All seven Astute-class submarines are due to be in service with the Royal Navy by 2026, each with a life cycle of 25 years.
“Even if you don’t know exactly what SSNR requirements looks like now, you know that certain modules, certain sensors, certain things would be necessary to integrate on it, so in principle you could create a sort of tri-national production line to build components of it and generate efficiencies of scale,” said Kaushal.
In September 2021, the UK MoD awarded two contracts both worth £85 million to BAE Systems and Rolls-Royce for SSNR design and concept work, intended to “inform a future decision” regarding which program development approach to take.

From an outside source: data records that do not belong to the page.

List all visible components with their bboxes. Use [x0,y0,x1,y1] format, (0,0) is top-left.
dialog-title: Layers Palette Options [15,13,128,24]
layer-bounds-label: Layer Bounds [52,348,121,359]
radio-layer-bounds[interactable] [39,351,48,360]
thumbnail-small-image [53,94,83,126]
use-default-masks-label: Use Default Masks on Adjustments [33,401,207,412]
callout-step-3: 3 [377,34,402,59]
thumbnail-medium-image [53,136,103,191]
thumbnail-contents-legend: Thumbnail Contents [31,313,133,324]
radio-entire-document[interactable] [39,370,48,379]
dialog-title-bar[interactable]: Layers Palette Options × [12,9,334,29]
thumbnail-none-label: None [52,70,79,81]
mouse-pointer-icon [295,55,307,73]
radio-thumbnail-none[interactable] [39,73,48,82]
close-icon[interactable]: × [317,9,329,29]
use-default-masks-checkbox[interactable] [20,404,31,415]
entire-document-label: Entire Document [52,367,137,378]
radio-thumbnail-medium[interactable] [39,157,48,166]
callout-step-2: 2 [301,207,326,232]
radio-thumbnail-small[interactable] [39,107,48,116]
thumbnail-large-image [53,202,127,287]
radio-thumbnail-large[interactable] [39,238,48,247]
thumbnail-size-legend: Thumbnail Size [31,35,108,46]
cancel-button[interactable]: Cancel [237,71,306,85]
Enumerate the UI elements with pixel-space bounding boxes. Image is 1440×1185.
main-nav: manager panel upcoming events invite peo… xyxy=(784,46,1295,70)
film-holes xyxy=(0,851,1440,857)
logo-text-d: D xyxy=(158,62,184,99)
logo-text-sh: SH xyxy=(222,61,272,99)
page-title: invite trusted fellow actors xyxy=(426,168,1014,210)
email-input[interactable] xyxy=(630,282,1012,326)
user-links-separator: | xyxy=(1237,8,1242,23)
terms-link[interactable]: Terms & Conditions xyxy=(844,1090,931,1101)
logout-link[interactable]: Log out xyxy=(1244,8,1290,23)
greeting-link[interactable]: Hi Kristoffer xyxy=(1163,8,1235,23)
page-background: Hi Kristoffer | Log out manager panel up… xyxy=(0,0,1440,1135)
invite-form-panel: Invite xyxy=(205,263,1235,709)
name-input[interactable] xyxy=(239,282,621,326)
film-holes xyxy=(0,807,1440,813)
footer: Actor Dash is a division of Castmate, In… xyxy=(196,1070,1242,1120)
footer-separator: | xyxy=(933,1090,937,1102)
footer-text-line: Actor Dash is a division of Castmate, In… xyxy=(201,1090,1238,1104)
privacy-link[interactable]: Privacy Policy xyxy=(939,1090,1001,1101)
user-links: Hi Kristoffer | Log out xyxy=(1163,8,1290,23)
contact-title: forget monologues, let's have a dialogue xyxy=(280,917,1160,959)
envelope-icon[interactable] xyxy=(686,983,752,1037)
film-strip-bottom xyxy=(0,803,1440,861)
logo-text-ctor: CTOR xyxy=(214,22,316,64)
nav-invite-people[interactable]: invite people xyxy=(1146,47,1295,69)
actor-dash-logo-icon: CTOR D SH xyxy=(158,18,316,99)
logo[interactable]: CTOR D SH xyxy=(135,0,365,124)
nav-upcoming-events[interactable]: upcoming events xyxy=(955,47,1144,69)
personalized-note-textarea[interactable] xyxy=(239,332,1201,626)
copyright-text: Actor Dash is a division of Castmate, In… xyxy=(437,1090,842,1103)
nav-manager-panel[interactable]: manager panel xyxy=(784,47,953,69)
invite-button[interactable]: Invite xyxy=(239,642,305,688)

Britain announced roughly a quarter of a billion-dollar investment in the Submersible Ship Nuclear Replacement two days after the AUKUS project was announced.
So far, foreign industrial partners have not been contracted for SSNR activities but a fully collaborative approach with AUKUS partners has been touted by Wallace stretching back to September 2022.
“There’s much more work to be done when you look at areas of joint production…but for the initial project of delivering a new Australian submarine there’s going to be some compromises,” Kaushal said. “For the US, this works out quite nicely, but their big challenge of course remains, that their production lines are struggling to meet US Navy requirements.”
Should the Virginia-class be selected for the Australian requirement, the US would also benefit from new basing facilities for the future submarines, he added.
“It would effectively give the US an additional SSN base separate to Guam, which is of course an inherently vulnerable location and will be more so going forward,” Kaushal explained.
Operationally, how the future Australian submarines operate in the Indo-Pacific looks to be particularly difficult to assess in light of China formidable ASW capabilities, like Type 56 Corvettes and Y-8 maritime patrol aircraft, combined with the often shallow waters of the South China Sea which can make nuclear submarine missions more difficult.
“China is investing in a pretty substantial sensor network in the South China Sea that includes under sea hydrophones, large unmanned underwater vehicles all linked up to artificial islands they have built,” Kaushal said.
On that basis, he suggested that Australia does “not necessarily” have to operate the SSN from the South China Sea in order to counter Chinese aggression, but could use the vessels as cruise missile launch platforms outside of it.
Regardless of whether the new subs come online in time to replace the Collins-class, US Defence Secretary Lloyd Austin pledged on Dec. 7 that the US “will not allow” a capability gap to appear between Australia’s Collins class sub retirement planned for 2039 and the deployment of its first nuke powered attack subs.
Kurt Campbell, head of Indo-Pacific issues on the US National Security Council, has said the three countries will increasingly fund their forces “almost melding.”
“We will have more British sailors serving on our naval vessels, Australians and the like on more of our forward-deployed assets in Australia. This leads to a deeper interconnection and, almost a melding in the new respects of our services and working together on common purpose that we couldn’t have dreamed about five or 10 years ago,” Campbell said in November 2021.